Question d'origine :
Pourquoi les présentateurs radio des années après-guerre parlaient avec une telle intonation (voix pincées, mots accentués) ?
exemple :
Réponse du Guichet
Les voix radiophoniques ampoulées et nasillardes étaient héritées du théâtre pour l'aspect déclamatoire. L'enregistrement mécanique nécessitait également cette posture car la prise de son était réalisée devant un pavillon avant que l'enregistrement électrique permette la captation au micro où il est plus facile de murmurer. L'enregistrement mécanique ne permettait pas non plus d'enregistrer les fréquences basses et medium (500 à 3500 hz), celles qui correspondent aux voix. La qualité n'était pas celle des "traitements numériques [qui] permettent de retrouver sans déformations les voix d’origine" et d'éviter les voix qui sortaient du nez.
Bonjour,
Ces voix acousmatiques, véritable patrimoine sonore, nous paraissent effectivement ampoulées et nasillardes. Dans ses mémoires, J'en ai vu des choses, Louis Merlin, journaliste et co-fondateur d'Europe 1, écrit :
... la bouche en cul de poule, frémissant des amygdales, remâchant les syllabes, caressant au passage les consonnes d'un frétillement de langue... Quelques sous produits fossilisés des deux sexes datant de cette époque disparue, existent encore derrière quelques micros de la R. T.F. avec une cuvée particulièrement remarquable dans la haute fidélité sur France IV avec modulation de fréquence de la glotte.
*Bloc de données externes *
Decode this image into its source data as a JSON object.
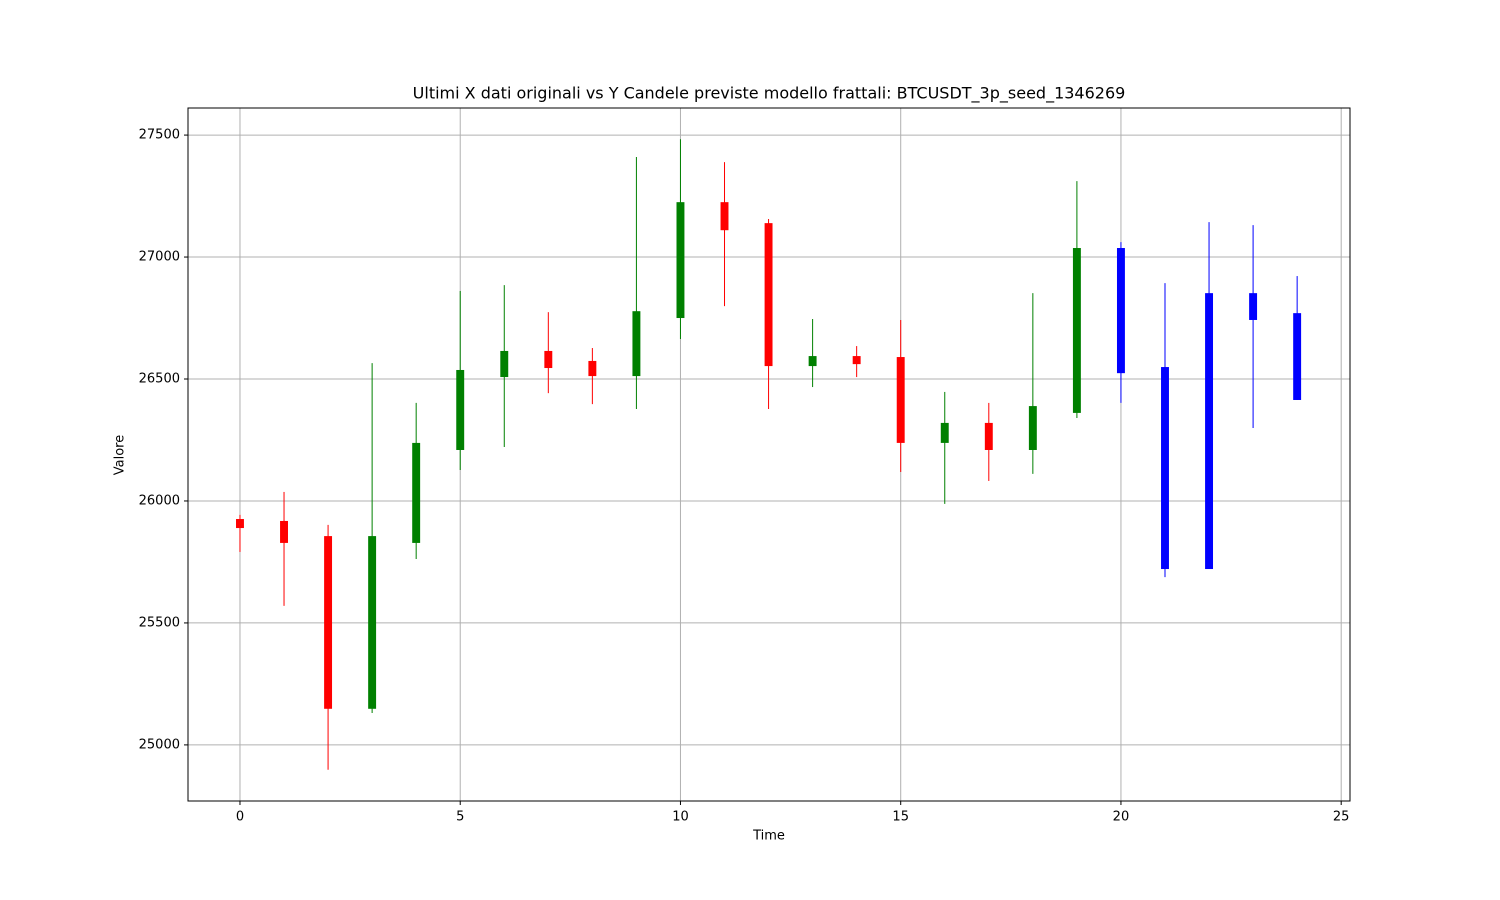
{
  "chart_data": {
    "type": "candlestick",
    "title": "Ultimi X dati originali vs Y Candele previste modello frattali: BTCUSDT_3p_seed_1346269",
    "x_label": "Time",
    "y_label": "Valore",
    "xlim": [
      -1.18,
      25.2
    ],
    "xticks": [
      0,
      5,
      10,
      15,
      20,
      25
    ],
    "ylim": [
      24770,
      27611
    ],
    "yticks": [
      25000,
      25500,
      26000,
      26500,
      27000,
      27500
    ],
    "grid": true,
    "candles": [
      {
        "x": 0,
        "open": 25926,
        "high": 25943,
        "low": 25791,
        "close": 25889,
        "color": "#ff0000"
      },
      {
        "x": 1,
        "open": 25918,
        "high": 26037,
        "low": 25570,
        "close": 25828,
        "color": "#ff0000"
      },
      {
        "x": 2,
        "open": 25856,
        "high": 25902,
        "low": 24898,
        "close": 25148,
        "color": "#ff0000"
      },
      {
        "x": 3,
        "open": 25148,
        "high": 26565,
        "low": 25131,
        "close": 25856,
        "color": "#008000"
      },
      {
        "x": 4,
        "open": 25828,
        "high": 26402,
        "low": 25762,
        "close": 26238,
        "color": "#008000"
      },
      {
        "x": 5,
        "open": 26209,
        "high": 26861,
        "low": 26127,
        "close": 26537,
        "color": "#008000"
      },
      {
        "x": 6,
        "open": 26508,
        "high": 26885,
        "low": 26221,
        "close": 26615,
        "color": "#008000"
      },
      {
        "x": 7,
        "open": 26615,
        "high": 26774,
        "low": 26442,
        "close": 26545,
        "color": "#ff0000"
      },
      {
        "x": 8,
        "open": 26574,
        "high": 26627,
        "low": 26397,
        "close": 26512,
        "color": "#ff0000"
      },
      {
        "x": 9,
        "open": 26512,
        "high": 27410,
        "low": 26377,
        "close": 26778,
        "color": "#008000"
      },
      {
        "x": 10,
        "open": 26750,
        "high": 27483,
        "low": 26664,
        "close": 27225,
        "color": "#008000"
      },
      {
        "x": 11,
        "open": 27225,
        "high": 27389,
        "low": 26799,
        "close": 27110,
        "color": "#ff0000"
      },
      {
        "x": 12,
        "open": 27139,
        "high": 27156,
        "low": 26377,
        "close": 26553,
        "color": "#ff0000"
      },
      {
        "x": 13,
        "open": 26553,
        "high": 26746,
        "low": 26467,
        "close": 26594,
        "color": "#008000"
      },
      {
        "x": 14,
        "open": 26594,
        "high": 26635,
        "low": 26508,
        "close": 26561,
        "color": "#ff0000"
      },
      {
        "x": 15,
        "open": 26590,
        "high": 26742,
        "low": 26119,
        "close": 26238,
        "color": "#ff0000"
      },
      {
        "x": 16,
        "open": 26238,
        "high": 26447,
        "low": 25988,
        "close": 26320,
        "color": "#008000"
      },
      {
        "x": 17,
        "open": 26320,
        "high": 26402,
        "low": 26082,
        "close": 26209,
        "color": "#ff0000"
      },
      {
        "x": 18,
        "open": 26209,
        "high": 26852,
        "low": 26111,
        "close": 26389,
        "color": "#008000"
      },
      {
        "x": 19,
        "open": 26361,
        "high": 27311,
        "low": 26340,
        "close": 27037,
        "color": "#008000"
      },
      {
        "x": 20,
        "open": 27037,
        "high": 27061,
        "low": 26402,
        "close": 26524,
        "color": "#0000ff"
      },
      {
        "x": 21,
        "open": 26549,
        "high": 26893,
        "low": 25688,
        "close": 25721,
        "color": "#0000ff"
      },
      {
        "x": 22,
        "open": 26852,
        "high": 27143,
        "low": 25721,
        "close": 25721,
        "color": "#0000ff"
      },
      {
        "x": 23,
        "open": 26852,
        "high": 27131,
        "low": 26299,
        "close": 26742,
        "color": "#0000ff"
      },
      {
        "x": 24,
        "open": 26770,
        "high": 26922,
        "low": 26414,
        "close": 26414,
        "color": "#0000ff"
      }
    ]
  }
}
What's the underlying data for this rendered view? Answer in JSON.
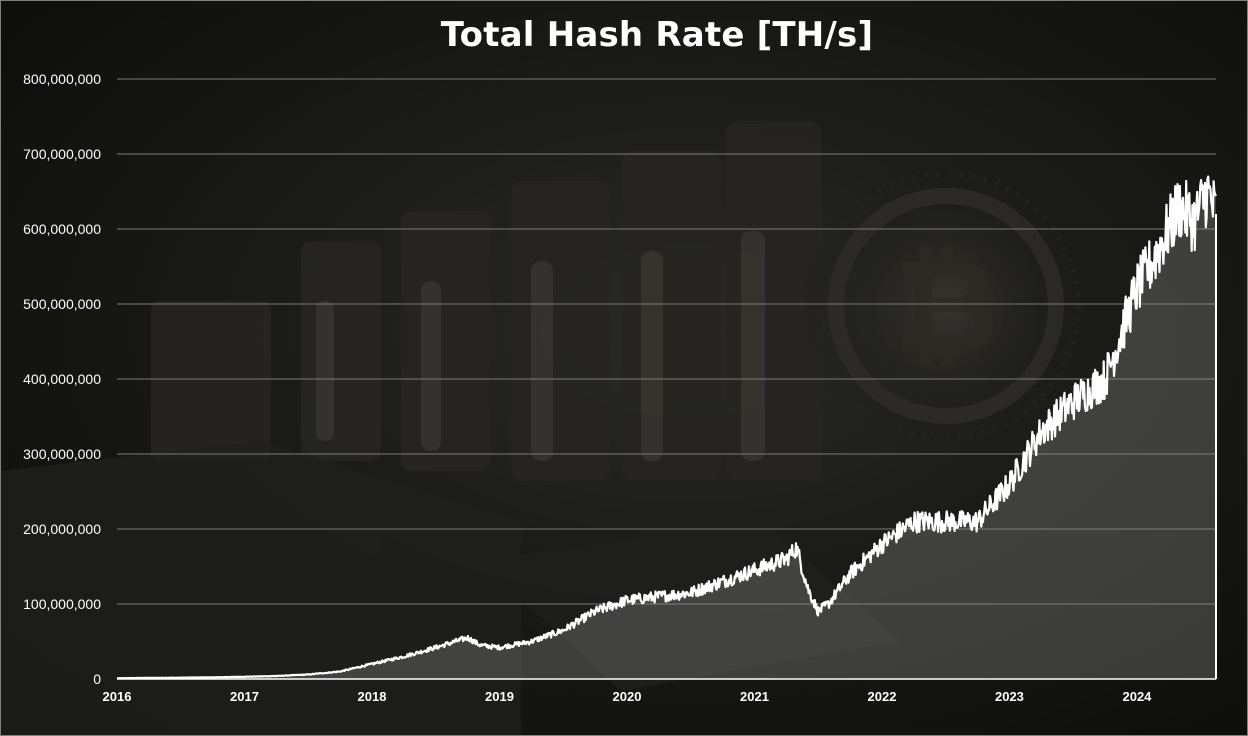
{
  "chart_data": {
    "type": "area",
    "title": "Total Hash Rate [TH/s]",
    "xlabel": "",
    "ylabel": "",
    "xlim": [
      2016.0,
      2024.62
    ],
    "ylim": [
      0,
      800000000
    ],
    "grid": true,
    "legend": "none",
    "y_ticks": [
      {
        "value": 0,
        "label": "0"
      },
      {
        "value": 100000000,
        "label": "100,000,000"
      },
      {
        "value": 200000000,
        "label": "200,000,000"
      },
      {
        "value": 300000000,
        "label": "300,000,000"
      },
      {
        "value": 400000000,
        "label": "400,000,000"
      },
      {
        "value": 500000000,
        "label": "500,000,000"
      },
      {
        "value": 600000000,
        "label": "600,000,000"
      },
      {
        "value": 700000000,
        "label": "700,000,000"
      },
      {
        "value": 800000000,
        "label": "800,000,000"
      }
    ],
    "x_ticks": [
      {
        "value": 2016,
        "label": "2016"
      },
      {
        "value": 2017,
        "label": "2017"
      },
      {
        "value": 2018,
        "label": "2018"
      },
      {
        "value": 2019,
        "label": "2019"
      },
      {
        "value": 2020,
        "label": "2020"
      },
      {
        "value": 2021,
        "label": "2021"
      },
      {
        "value": 2022,
        "label": "2022"
      },
      {
        "value": 2023,
        "label": "2023"
      },
      {
        "value": 2024,
        "label": "2024"
      }
    ],
    "colors": {
      "line": "#ffffff",
      "fill": "#8a8a8a",
      "grid": "#7a7a7a"
    },
    "series": [
      {
        "x": [
          2016.0,
          2016.25,
          2016.5,
          2016.75,
          2017.0,
          2017.25,
          2017.5,
          2017.75,
          2018.0,
          2018.25,
          2018.5,
          2018.75,
          2018.85,
          2019.0,
          2019.25,
          2019.5,
          2019.75,
          2020.0,
          2020.25,
          2020.5,
          2020.75,
          2021.0,
          2021.25,
          2021.33,
          2021.42,
          2021.5,
          2021.58,
          2021.75,
          2022.0,
          2022.25,
          2022.5,
          2022.75,
          2023.0,
          2023.25,
          2023.5,
          2023.75,
          2024.0,
          2024.1,
          2024.25,
          2024.33,
          2024.45,
          2024.55,
          2024.62
        ],
        "y": [
          1000000,
          1500000,
          1800000,
          2200000,
          3000000,
          4000000,
          6000000,
          10000000,
          20000000,
          30000000,
          42000000,
          55000000,
          45000000,
          42000000,
          50000000,
          65000000,
          90000000,
          105000000,
          110000000,
          115000000,
          130000000,
          145000000,
          160000000,
          175000000,
          120000000,
          90000000,
          100000000,
          140000000,
          180000000,
          210000000,
          210000000,
          210000000,
          260000000,
          330000000,
          370000000,
          400000000,
          520000000,
          550000000,
          600000000,
          630000000,
          610000000,
          650000000,
          620000000
        ]
      }
    ]
  }
}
Comme le dit Colas Riste dans l'introduction de son article La voix extravertie : à l'écoute des journaux parlés in: Communication et langages, n°123, 1er trimestre 2000. Dossier : Les médias en Russie. pp. 5-16 :
Le son déclamatoire de la radio des années 50, copié sur celui des actualités cinématographiques, lui-même copié sur celui des acteurs du théâtre classique est devenu insupportable à nos oreilles. Chaque époque, et non seulement chaque radio, a sa tonalité...
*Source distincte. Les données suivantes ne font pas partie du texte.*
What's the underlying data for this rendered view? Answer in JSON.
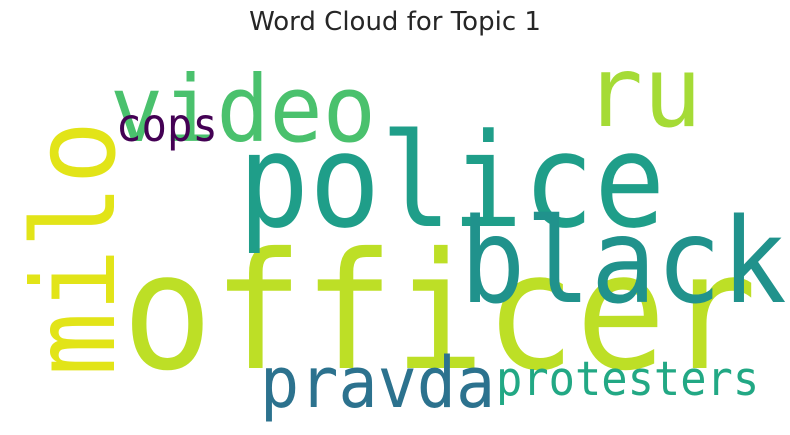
{
  "title": "Word Cloud for Topic 1",
  "words": [
    {
      "text": "officer",
      "color": "#bddf26"
    },
    {
      "text": "police",
      "color": "#1f9e89"
    },
    {
      "text": "black",
      "color": "#20928c"
    },
    {
      "text": "video",
      "color": "#4ac16d"
    },
    {
      "text": "ru",
      "color": "#a5db36"
    },
    {
      "text": "milo",
      "color": "#e2e418"
    },
    {
      "text": "pravda",
      "color": "#2c728e"
    },
    {
      "text": "protesters",
      "color": "#22a884"
    },
    {
      "text": "cops",
      "color": "#440154"
    }
  ],
  "background": "#ffffff",
  "title_color": "#262626"
}
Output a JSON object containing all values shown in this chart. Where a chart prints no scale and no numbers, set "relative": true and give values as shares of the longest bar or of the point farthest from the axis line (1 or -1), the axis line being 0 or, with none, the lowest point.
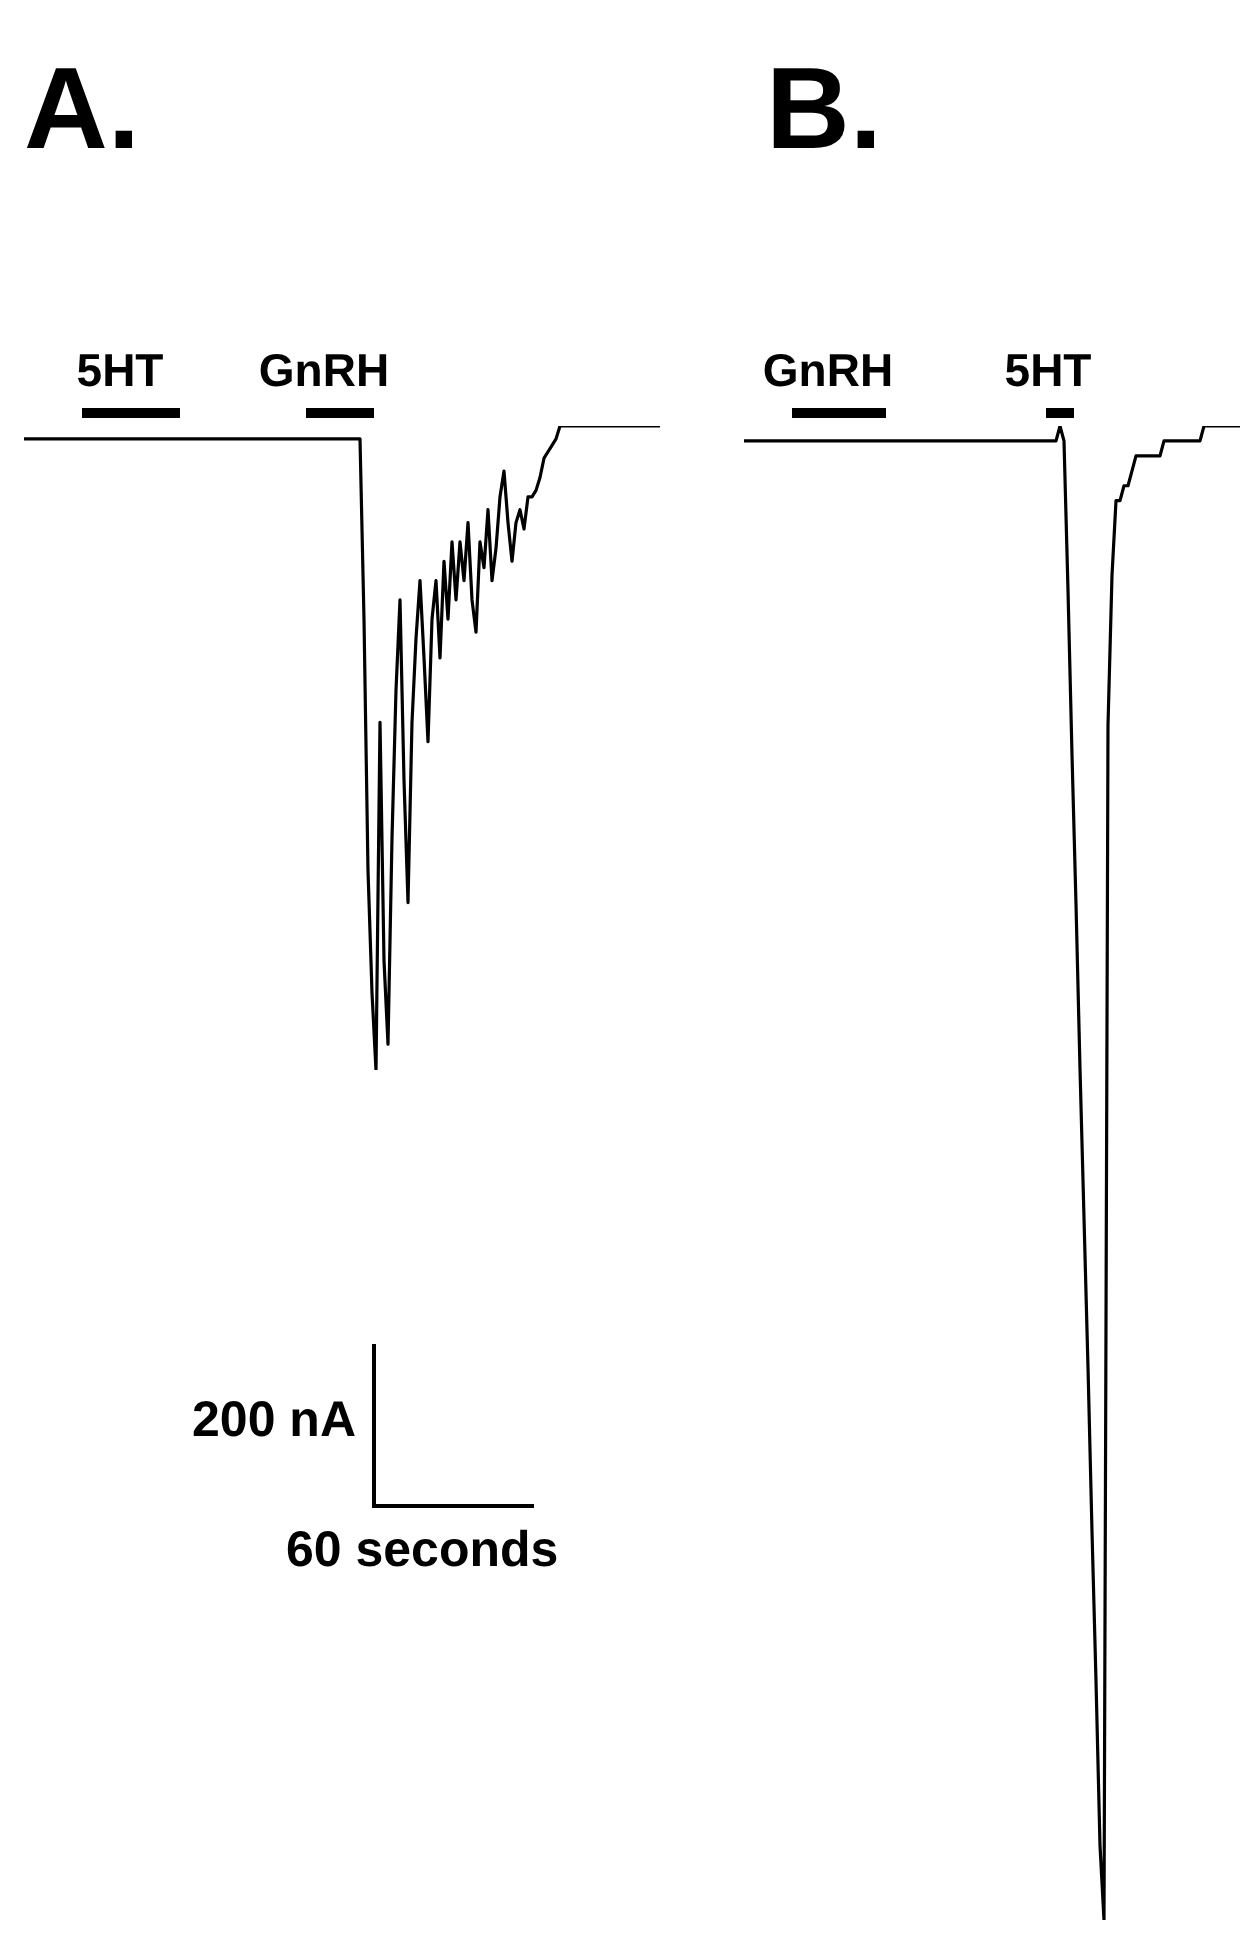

Il ajoute dans cette étude où un échantillon de personnes écoutent des voix radiophoniques, que les voix favorites sont qualifiées de dynamiques, spontanées, claires, actives, assurées, posées, sans trop de hauteur. Nous y apprenons également que
la transformation s'est faite dans les années 60. Que l'on réécoute un journal parlé de France-Inter du début de cette décennie, c'est encore une voix déclamatoire venue des années 1940 qui annonce : "Inter-actualités !". Aussitôt après, cependant, prend la parole une Jacqueline Baudrier énergique et qui rompt avec la distinction apprêtée et la voix de tête de ses devancières. Mais sa voix en même temps a perdu le sourire, le faux sourire des années 50. Elle n'a pas encore inventé (ou découvert) l'entrain ou la fébrilité comme mode d'énonciation du journal.
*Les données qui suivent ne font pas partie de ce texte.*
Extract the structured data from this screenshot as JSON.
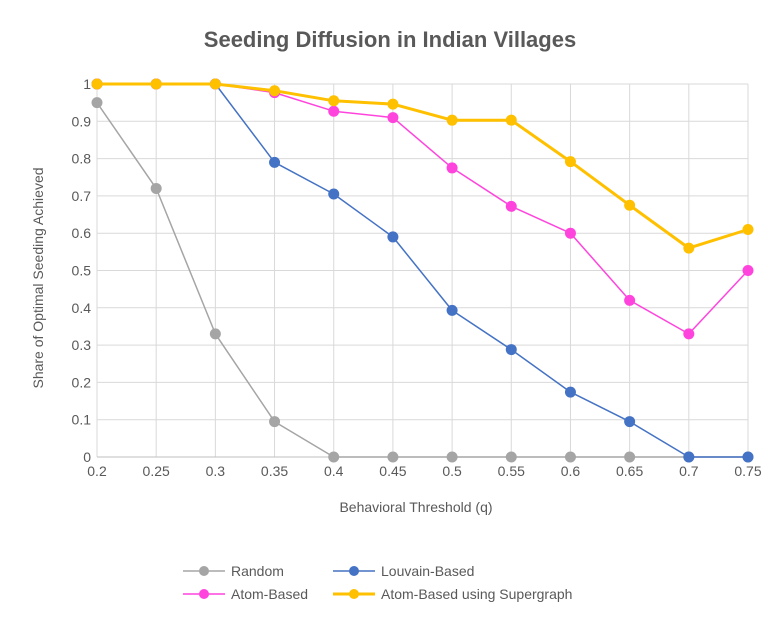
{
  "chart_data": {
    "type": "line",
    "title": "Seeding Diffusion in Indian Villages",
    "xlabel": "Behavioral Threshold (q)",
    "ylabel": "Share of Optimal Seeding Achieved",
    "x": [
      0.2,
      0.25,
      0.3,
      0.35,
      0.4,
      0.45,
      0.5,
      0.55,
      0.6,
      0.65,
      0.7,
      0.75
    ],
    "xtick_labels": [
      "0.2",
      "0.25",
      "0.3",
      "0.35",
      "0.4",
      "0.45",
      "0.5",
      "0.55",
      "0.6",
      "0.65",
      "0.7",
      "0.75"
    ],
    "ylim": [
      0,
      1
    ],
    "yticks": [
      0,
      0.1,
      0.2,
      0.3,
      0.4,
      0.5,
      0.6,
      0.7,
      0.8,
      0.9,
      1
    ],
    "ytick_labels": [
      "0",
      "0.1",
      "0.2",
      "0.3",
      "0.4",
      "0.5",
      "0.6",
      "0.7",
      "0.8",
      "0.9",
      "1"
    ],
    "grid": true,
    "legend_position": "bottom",
    "series": [
      {
        "name": "Random",
        "color": "#a5a5a5",
        "stroke": 1.5,
        "values": [
          0.95,
          0.72,
          0.33,
          0.095,
          0,
          0,
          0,
          0,
          0,
          0,
          0,
          0
        ]
      },
      {
        "name": "Louvain-Based",
        "color": "#4472c4",
        "stroke": 1.5,
        "values": [
          1,
          1,
          1,
          0.79,
          0.705,
          0.59,
          0.393,
          0.288,
          0.174,
          0.095,
          0,
          0
        ]
      },
      {
        "name": "Atom-Based",
        "color": "#ff44dd",
        "stroke": 1.5,
        "values": [
          1,
          1,
          1,
          0.977,
          0.927,
          0.91,
          0.775,
          0.672,
          0.6,
          0.42,
          0.33,
          0.5
        ]
      },
      {
        "name": "Atom-Based using Supergraph",
        "color": "#ffc000",
        "stroke": 3,
        "values": [
          1,
          1,
          1,
          0.982,
          0.955,
          0.946,
          0.903,
          0.903,
          0.792,
          0.675,
          0.56,
          0.61
        ]
      }
    ]
  }
}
Son ton est sérieux et pédagogique. Son journal, écrit comme Le figaro ou Le Monde, peut commencer sur de véritables périodes oratoires. La diction, enfin, cale ses pauses sur la ponctuation grammaticale, selon le code de la lecture traditionnelle, alors que le journaliste sait aujourd'hui intercaler un suspens à n'importe quelle place syntaxique, fût-ce entre l'article et le nom : l'élocution moderne a substitué largement une ponctuation respiratoire, permettant animation et liberté, à la ponctuation sémantique. Peu à peu les animateurs influenceront les présentateurs de radio. En 1969, Yves Mourousi inaugurera avec son "Bonjour !" désinvolte un nouveau style sur France-Inter, mais avant lui d'autres sur RTL et Europe 1 avaient fait évoluer le ton radiophonique.
Mais comme dit Catherine Gonnard, chargée de mission documentaire à l’INA, "quand on écoute des sons anciens, on écoute aussi une atmosphère. On écoute autre chose que simplement le son, comment un parfum d'histoire nous vient". Source : Les voix du passé, du microsillon aux archives sonores : Épisode 4/4, France culture, 2021.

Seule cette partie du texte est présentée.